Known affectionately to me (or not) as 'being under house arrest', it was horrid being a SAHM- just mind numbingly boring and endlessly tiring, like an 18hr job with no pay and no one to talk to, then in the other 6 hours you get to do further housework etc and maybe squeeze a bit of a snooze in here and there.
When you're a single mom, you might as well be in solitary confinement, but its even worse because you add total sleep deprivation, slave labor and mental torture that you cant share with a significant other...it comes to something when you have seen all the episodes of peppa pig (my favorite being the one where they go ice skating) and the thing you look forward to is an episode you haven't seen, and that you have managed to learn basic sign language courtesy of Mr Tumble.
I was never maternal, people even used to comment how odd it looked if i held a friends baby (normally at arms length hoping it wouldn't puke), i have no idea why I decided to have a baby- it seemed like the right time I suppose, financially stable, engaged (although he left not long after DS was born) blah blah blah.
Turns out I'm a crap mom, not in the basic needs sense, but in the actually liking children sense. I mean if it were Neanderthal times then I'd be the most awesome mom ever- like if it were about survival of the fittest then my offspring would be chubby feral survivors.... but its not. Its a day and age where even the mere sniff of not being totally grateful and in love with motherhood gets you shot down by the mummy mafia. Those who chirp on about how fulfilling and meaningful having children is and who do arts and crafts 8 hours a day, and bake cakes with perfect princess daughters like something off a bloody flora advert.
I had post natal depression, which sucked, I dont think i really loved DS with affection until he was about 6 months old thanks to that, but i was a good mom in the functional sense (keeping things clean, keeping DS fed and watered, changed and comfortable and happily dribbling at the tweenies) for the first 18 months, it didn't get really bad until the 'terrible 2,3 and 4's kicked in, along with speech, potty training, breaking things, tantrums and the words 'no' and 'why'.
In hindsight i think i got off pretty easy as my DS was a pretty good child looking back and having experience now of other peoples kids who are far more 'naughty' than my DS was, or friends with kids who have disabilities requiring constant care... but at the time, being an exhausted single mom with no support network and no outside contact from grown ups other than my parents or family maybe once or twice a week, i used to think about walking out all the time and leaving DS with his dad or with my parents....I mean men just take off all the time without much recrimination, so why couldn't I?
NO IDEA...god i wanted to....I wanted to SO badly. I used to fantasize about running away and working in bars in greece or on cruise ships etc all the time, but there was just something that stopped me, I don't know if it was some deeper primal in-build mother love/instinct or just plain society based expectation and guilt.

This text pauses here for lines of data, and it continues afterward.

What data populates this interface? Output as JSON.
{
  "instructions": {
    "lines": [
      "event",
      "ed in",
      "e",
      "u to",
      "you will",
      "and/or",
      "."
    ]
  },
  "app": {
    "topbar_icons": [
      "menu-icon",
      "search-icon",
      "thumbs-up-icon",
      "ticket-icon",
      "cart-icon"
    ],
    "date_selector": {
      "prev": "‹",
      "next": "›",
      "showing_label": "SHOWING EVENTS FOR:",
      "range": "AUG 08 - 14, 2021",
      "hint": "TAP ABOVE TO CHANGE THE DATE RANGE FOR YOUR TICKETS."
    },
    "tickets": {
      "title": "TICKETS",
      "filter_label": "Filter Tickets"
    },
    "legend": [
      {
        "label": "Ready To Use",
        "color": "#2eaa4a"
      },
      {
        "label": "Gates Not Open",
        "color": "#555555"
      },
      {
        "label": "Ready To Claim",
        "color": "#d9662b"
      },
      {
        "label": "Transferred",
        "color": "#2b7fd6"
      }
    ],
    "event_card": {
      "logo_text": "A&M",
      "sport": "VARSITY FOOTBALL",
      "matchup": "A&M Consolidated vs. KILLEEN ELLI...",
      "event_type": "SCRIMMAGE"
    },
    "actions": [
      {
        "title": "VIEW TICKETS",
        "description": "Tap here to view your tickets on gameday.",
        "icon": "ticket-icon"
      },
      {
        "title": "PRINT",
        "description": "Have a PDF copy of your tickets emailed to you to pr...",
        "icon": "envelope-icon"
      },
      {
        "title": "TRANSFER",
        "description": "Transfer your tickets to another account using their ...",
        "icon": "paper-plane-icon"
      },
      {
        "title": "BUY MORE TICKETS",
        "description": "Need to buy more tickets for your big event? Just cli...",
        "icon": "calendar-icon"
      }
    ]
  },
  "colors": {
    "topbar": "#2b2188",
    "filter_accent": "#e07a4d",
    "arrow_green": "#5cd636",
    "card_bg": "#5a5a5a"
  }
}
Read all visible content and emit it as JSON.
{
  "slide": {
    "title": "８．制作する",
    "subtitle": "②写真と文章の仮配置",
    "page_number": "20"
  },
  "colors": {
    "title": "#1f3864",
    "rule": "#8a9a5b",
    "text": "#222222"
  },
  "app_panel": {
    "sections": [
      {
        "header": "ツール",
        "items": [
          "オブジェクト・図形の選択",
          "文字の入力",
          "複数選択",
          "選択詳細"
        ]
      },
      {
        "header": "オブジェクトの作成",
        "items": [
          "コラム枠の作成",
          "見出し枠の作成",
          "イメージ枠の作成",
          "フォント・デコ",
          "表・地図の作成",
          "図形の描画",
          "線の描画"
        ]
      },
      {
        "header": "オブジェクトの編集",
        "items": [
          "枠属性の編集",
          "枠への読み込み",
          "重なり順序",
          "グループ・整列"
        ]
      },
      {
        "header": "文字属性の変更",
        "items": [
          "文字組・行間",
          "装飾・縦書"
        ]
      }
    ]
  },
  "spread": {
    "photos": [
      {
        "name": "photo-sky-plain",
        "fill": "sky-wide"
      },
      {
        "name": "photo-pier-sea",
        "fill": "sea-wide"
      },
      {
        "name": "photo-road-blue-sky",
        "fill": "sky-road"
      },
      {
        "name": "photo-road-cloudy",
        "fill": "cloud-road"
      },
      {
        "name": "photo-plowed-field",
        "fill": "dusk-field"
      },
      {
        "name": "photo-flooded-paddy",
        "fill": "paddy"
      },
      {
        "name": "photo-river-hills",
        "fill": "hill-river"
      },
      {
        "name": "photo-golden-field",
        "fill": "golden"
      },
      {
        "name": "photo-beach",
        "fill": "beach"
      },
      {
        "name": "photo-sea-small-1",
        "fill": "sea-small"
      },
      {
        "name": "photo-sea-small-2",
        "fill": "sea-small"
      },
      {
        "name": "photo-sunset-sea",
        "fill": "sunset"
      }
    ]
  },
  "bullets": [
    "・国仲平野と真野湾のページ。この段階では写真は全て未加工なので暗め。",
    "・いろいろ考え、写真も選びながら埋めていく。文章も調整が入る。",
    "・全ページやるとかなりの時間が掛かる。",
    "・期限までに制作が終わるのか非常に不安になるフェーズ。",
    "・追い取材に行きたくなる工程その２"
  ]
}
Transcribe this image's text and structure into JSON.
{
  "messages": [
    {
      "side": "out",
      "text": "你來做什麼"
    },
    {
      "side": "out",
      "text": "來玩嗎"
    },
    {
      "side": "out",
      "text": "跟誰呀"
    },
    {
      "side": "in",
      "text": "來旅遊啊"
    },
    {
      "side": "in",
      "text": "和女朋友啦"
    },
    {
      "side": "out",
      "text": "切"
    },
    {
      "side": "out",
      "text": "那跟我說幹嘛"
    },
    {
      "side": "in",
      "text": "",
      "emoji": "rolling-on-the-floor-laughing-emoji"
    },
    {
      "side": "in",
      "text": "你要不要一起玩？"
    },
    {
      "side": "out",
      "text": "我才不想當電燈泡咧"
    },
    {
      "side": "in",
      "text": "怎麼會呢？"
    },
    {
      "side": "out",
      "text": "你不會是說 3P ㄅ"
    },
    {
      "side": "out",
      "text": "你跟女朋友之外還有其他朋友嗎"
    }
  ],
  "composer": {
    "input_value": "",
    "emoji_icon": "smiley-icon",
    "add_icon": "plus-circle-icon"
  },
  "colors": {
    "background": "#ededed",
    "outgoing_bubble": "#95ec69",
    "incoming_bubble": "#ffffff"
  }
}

I used to get to the point of packing my bags then I'd have a flash forward into how much I could screw him up emotionally. See his little face understanding that his mom didn't love him. To think I hadn't loved him enough to stay, to think he wasn't worth the effort, to think he could live his life feeling like he wasn't worthy and where those feeling of self loathing/guilt/worthlessness might take him. The kind of life he could end up living if I weren't there to keep fighting for better for him(cue tears and floods of guilt). Bloody awful times they were. It was just a cycle of misery- frustration- resentment and guilt.

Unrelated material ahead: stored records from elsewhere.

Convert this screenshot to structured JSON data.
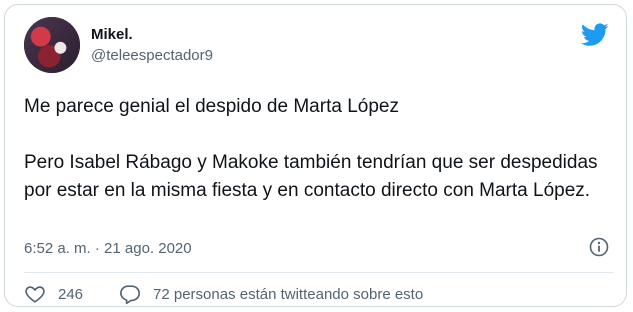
{
  "author": {
    "display_name": "Mikel.",
    "handle": "@teleespectador9"
  },
  "tweet": {
    "lines": [
      "Me parece genial el despido de Marta López",
      "Pero Isabel Rábago y Makoke también tendrían que ser despedidas por estar en la misma fiesta y en contacto directo con Marta López."
    ],
    "timestamp": "6:52 a. m. · 21 ago. 2020"
  },
  "actions": {
    "like_count": "246",
    "reply_text": "72 personas están twitteando sobre esto"
  },
  "icons": {
    "brand": "twitter-bird-icon",
    "info": "info-icon",
    "like": "heart-icon",
    "reply": "speech-bubble-icon"
  },
  "colors": {
    "brand": "#1d9bf0",
    "text": "#0f1419",
    "muted": "#536471",
    "border": "#cfd9de"
  }
}
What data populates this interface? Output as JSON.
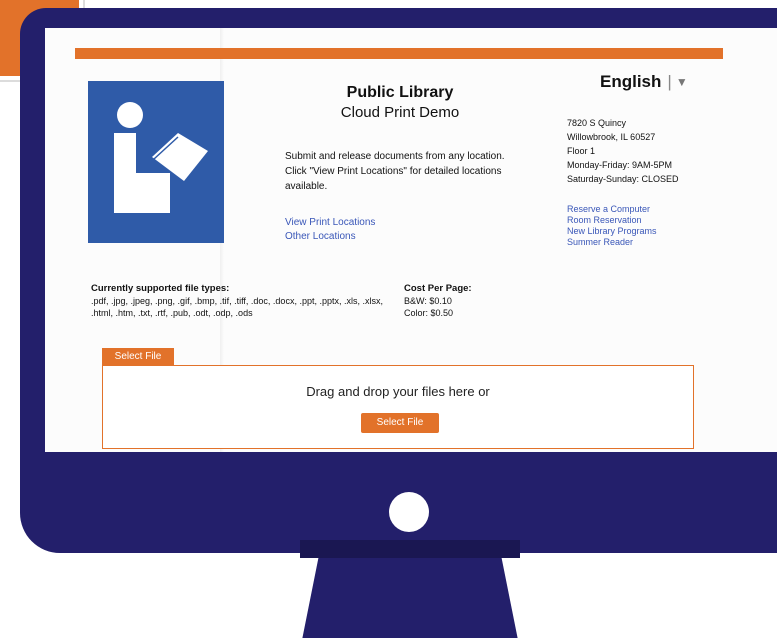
{
  "header": {
    "title": "Public Library",
    "subtitle": "Cloud Print Demo",
    "language": "English",
    "language_separator": "|",
    "language_caret": "▼"
  },
  "description": {
    "line1": "Submit and release documents from any location.",
    "line2": "Click \"View Print Locations\" for detailed locations available."
  },
  "links_left": [
    "View Print Locations",
    "Other Locations"
  ],
  "address": {
    "street": "7820 S Quincy",
    "city": "Willowbrook, IL 60527",
    "floor": "Floor 1",
    "weekday_hours": "Monday-Friday: 9AM-5PM",
    "weekend_hours": "Saturday-Sunday: CLOSED"
  },
  "links_right": [
    "Reserve a Computer",
    "Room Reservation",
    "New Library Programs",
    "Summer Reader"
  ],
  "file_types": {
    "heading": "Currently supported file types:",
    "list": ".pdf, .jpg, .jpeg, .png, .gif, .bmp, .tif, .tiff, .doc, .docx, .ppt, .pptx, .xls, .xlsx, .html, .htm, .txt, .rtf, .pub, .odt, .odp, .ods"
  },
  "cost": {
    "heading": "Cost Per Page:",
    "bw": "B&W:  $0.10",
    "color": "Color:  $0.50"
  },
  "upload": {
    "tab_label": "Select File",
    "drop_text": "Drag and drop your files here or",
    "button_label": "Select File"
  },
  "colors": {
    "accent": "#e2722a",
    "logo_blue": "#2f5ba8",
    "monitor": "#231f6b",
    "link": "#3a57b8"
  },
  "icons": {
    "logo": "reader-with-book-icon",
    "power": "power-button-icon"
  }
}
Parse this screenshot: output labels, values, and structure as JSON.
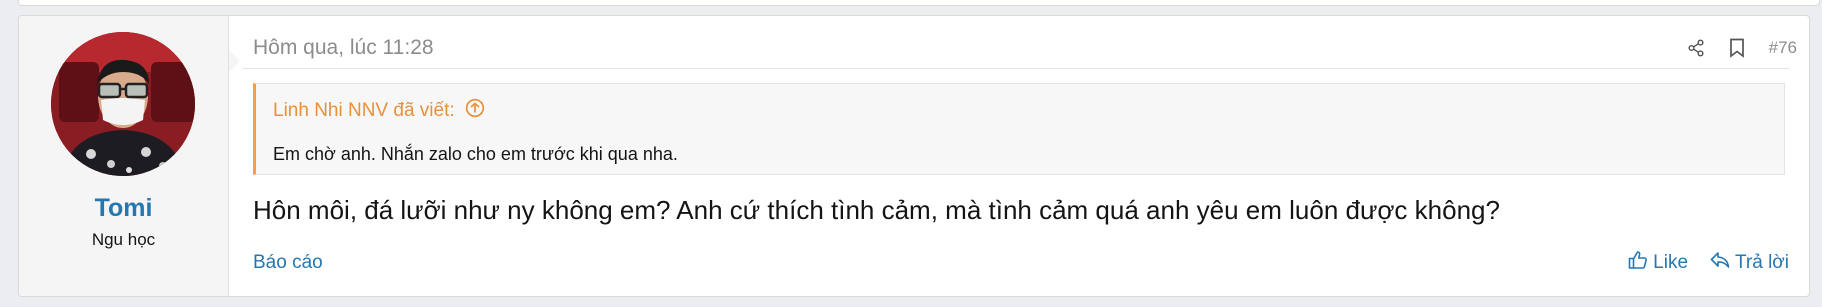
{
  "post": {
    "date": "Hôm qua, lúc 11:28",
    "number": "#76",
    "user": {
      "name": "Tomi",
      "title": "Ngu học"
    },
    "quote": {
      "header": "Linh Nhi NNV đã viết:",
      "body": "Em chờ anh. Nhắn zalo cho em trước khi qua nha."
    },
    "message": "Hôn môi, đá lưỡi như ny không em? Anh cứ thích tình cảm, mà tình cảm quá anh yêu em luôn được không?",
    "report_label": "Báo cáo",
    "like_label": "Like",
    "reply_label": "Trả lời"
  },
  "icons": {
    "share": "share-icon",
    "bookmark": "bookmark-icon",
    "quote_jump": "arrow-up-circle-icon",
    "like": "thumbs-up-icon",
    "reply": "reply-icon"
  },
  "colors": {
    "link": "#2577b1",
    "quote_accent": "#f0a23b",
    "quote_text": "#e8903b",
    "muted": "#8c8c8c"
  }
}
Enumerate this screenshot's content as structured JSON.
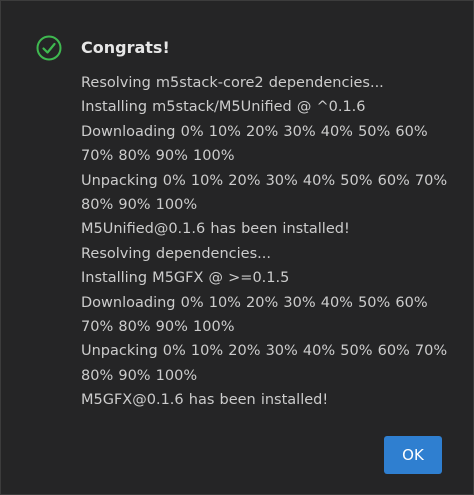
{
  "dialog": {
    "title": "Congrats!",
    "status_icon": "check-circle-icon",
    "accent_color": "#3fb950",
    "log_lines": [
      "Resolving m5stack-core2 dependencies...",
      "Installing m5stack/M5Unified @ ^0.1.6",
      "Downloading 0% 10% 20% 30% 40% 50% 60% 70% 80% 90% 100%",
      "Unpacking 0% 10% 20% 30% 40% 50% 60% 70% 80% 90% 100%",
      "M5Unified@0.1.6 has been installed!",
      "Resolving dependencies...",
      "Installing M5GFX @ >=0.1.5",
      "Downloading 0% 10% 20% 30% 40% 50% 60% 70% 80% 90% 100%",
      "Unpacking 0% 10% 20% 30% 40% 50% 60% 70% 80% 90% 100%",
      "M5GFX@0.1.6 has been installed!"
    ],
    "ok_label": "OK",
    "button_color": "#2f7fd0"
  }
}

It started getting easier when he turned about 5 and started to understand the world a bit better, and being more independent....I think it also helped that I started working full time about the same time.
He's 8 now, and I can say now that he's brilliant 90% of the time- he's my little mate and has a great personality and I love him to bits, I miss him now a little bit when he goes to his dads or grandparents, which is a relatively new experience as I've always enjoyed and craved my child-free time and as long as his safety was assured I'd go and have a 'single and childfree' 48 hours once every 2 weeks- where I could pretend I had my life as it was pre-DS and go back to real life on a sunday evening.
Having been just me and him for so long now, I cant imagine my life without him (wait that's not true- I imagine my life without him fondly and wistfully for 5 seconds, then realize there's only so much clubbing in Day-Glo bikinis a woman can do at the age of 34 LOL).
Its a pain in the bum all the rushing about and organizing and planning that you do when you are trying to 'enrich' your child's life, all the driving to cubs/football/cricket/parties/swimming lessons/karate/play dates...god it just goes on and on and never ends, kind of like the laundry pile created by afore mentioned extra curricular activities. I am convinced I could personally captain an elite squad of Navy seals with my military timing and planning precision.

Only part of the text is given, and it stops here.